Someone asked me once how much to believe of the newspaper reports—how much to subtract from the sum of all they said! I answered, "Multiply by twenty, then you will have a faint idea of what is happening in Poland!" In Poland, the conqueror is without any restraint and lacks totally mercy or pity. There they fear no one, for none are there to report except those who look through the Prussian glasses. In Belgium, people see and know what is going on—they are not cut off from the world. But who knows of the executions, the imprisonments inflicted upon the Poles? Yet I know it is the daily meat and drink of the Kultur trager to punish, punish, punish! To grind the people into the earth—to stamp all semblance of humanity from their faces, so that they tremble at the sound of a Prussian boot. I often think of how the pet dogs were put to death in Suwalki—I have dreamed of it at night—what would hold them back from doing the same to the people? How many women have hung themselves rather than endure their shame. As if all this were not enough, the crowning injustice has been put upon the people; they are sold rum to finish them, lest one should escape! That was the only thing which was cheap when I left there. And the peasants were already sodden and stupefied with the stuff sold them; the privilege of selling, eagerly sought by the Jews, was looked upon as a sure source of revenue by the Germans.

Powerless to help, it is maddening for me to think of all that happens in Poland, for, under the present circumstances, no help is possible, nothing can reach them. Of what use is one tiny crumb of bread when all the crops are taken, the people turned into slaves? The women, those of them who have escaped a worse fate, are compelled to labor for the Prussians—made to wash for them, cook for them—even ladies do not escape! How hard is their lot, their children gone, swept away by disease and hunger. Yet many live on! through the endless grey days, without light, without fuel, in hopeless misery. If a thought of release stirs them, breaking the grey monotony, if some rumor comes to them that the Germans are "getting it," their lot is infinitely more dreadful. For their momentary vision of release, how great the price!

In this great, free America, under the protection of the "Star Spangled Banner," which saved our lives in the country of the enemy, I constantly think of those people in Poland—that gallant country, the martyr of the ages! Has she no right for "the pursuit of happiness"? I believe her day is coming! Those who have lived through the terror of Death and devastation shall see their country rise from the ashes of her burned homes. There will be only a great emptiness, with no forests, no homes except the roofless empty ruins, dotted about the country. I doubt if even Warsaw will escape, when the day comes, as it inevitably must, that the Kultur trager hurries towards his own borders, there to entrench, lest the destruction they have brought upon others be meted out to them.

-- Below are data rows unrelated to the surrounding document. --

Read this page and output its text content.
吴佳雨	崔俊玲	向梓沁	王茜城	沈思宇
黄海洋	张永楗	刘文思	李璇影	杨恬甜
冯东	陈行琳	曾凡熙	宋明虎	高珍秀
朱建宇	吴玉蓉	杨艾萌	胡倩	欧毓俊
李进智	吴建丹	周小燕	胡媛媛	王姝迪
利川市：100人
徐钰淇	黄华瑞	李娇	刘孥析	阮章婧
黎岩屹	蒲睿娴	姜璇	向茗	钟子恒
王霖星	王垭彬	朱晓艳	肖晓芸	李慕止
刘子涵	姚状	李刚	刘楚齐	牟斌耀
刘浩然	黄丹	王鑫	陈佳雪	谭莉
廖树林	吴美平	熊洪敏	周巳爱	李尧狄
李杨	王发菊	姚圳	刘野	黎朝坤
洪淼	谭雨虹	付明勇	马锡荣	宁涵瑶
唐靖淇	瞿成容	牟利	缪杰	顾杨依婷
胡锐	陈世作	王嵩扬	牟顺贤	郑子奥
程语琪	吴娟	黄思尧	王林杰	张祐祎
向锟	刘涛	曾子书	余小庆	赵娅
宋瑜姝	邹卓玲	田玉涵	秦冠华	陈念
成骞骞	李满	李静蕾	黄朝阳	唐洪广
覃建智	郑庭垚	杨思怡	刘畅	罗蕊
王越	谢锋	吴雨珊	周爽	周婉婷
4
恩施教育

As for the Poles, they have the wonderful Slavonic nature; those who live will quickly respond to the best medicine in the world—Hope! Let them only have a chance! In my vision of the future I see them, patiently building, working, even dancing once more the mazur! For they have a wonderful quality as a people.

This is the only thought which helps me to live through these days of war, knowing the near and dear ones of my husband are going through horrors similar to those my children and I suffered, only worse. For his mother and sisters, there in a spot far distant from Suwalki, cannot call upon the "Star Spangled Banner" for protection.

As for us, here in America so blessed of God, we are waiting the end of the war. Protected and kept through so many dangers and trials, I know we shall be reunited.

The war must end sometime!

We have grown to be very patient, making few demands on life. Few? Ah no! We ask the only things worth having or living for! Peace and health, and to be reunited with those we love!

To be with those we love, to serve those about us, that is all there is in life! Possessions do not matter, we can live without them, but every human being needs Peace—Peace of soul and country.